Personal information
- Nationality: Romanian
- Born: 13 February 1960 (age 66) Timișoara, Romania
- Height: 196 cm (6 ft 5 in)
- Weight: 85 kg (187 lb)

Sport
- Sport: Volleyball
- Club: Poli Timișoara (1975–77) Dinamo București (1977–1992) Panellinios Atena (1992–94) Rapid Bucuresti (1994–96)

Medal record
Representing Romania
Olympic Games
| Bronze medal – third place | 1980 Moscow | Team |

= Marius Căta-Chițiga =

Romanian volleyball player (born 1960)

Marius Căta-Chiţiga (born 13 February 1960) is a retired Romanian volleyball player who won a bronze medal at the 1980 Summer Olympics.

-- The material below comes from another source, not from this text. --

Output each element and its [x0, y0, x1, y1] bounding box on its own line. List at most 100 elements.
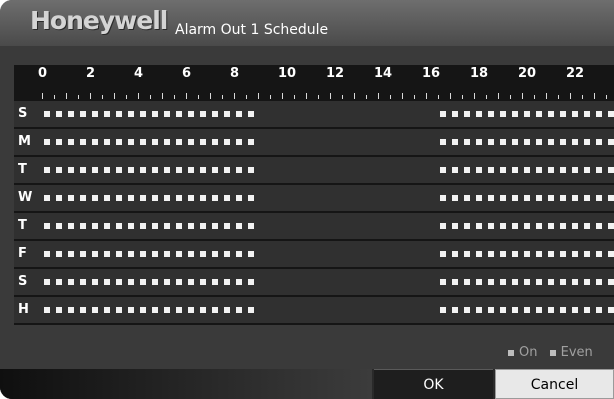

Căta-Chițiga started playing volleyball in 1972 at the Sports School in Timișoara and in 1974 won a national junior title. In 1975, he moved to Poli Timișoara and in 1977 to Dinamo București. With Dinamo he won the 1979 CEV Cup and the CEV Champions League in 1981 and ten national titles. Between 1992 and 1994, he played in Greece for Panellinios Athens, and after returning to Romania competed for Rapid Bucuresti. He retired after the 1996 season to become a volleyball coach and official.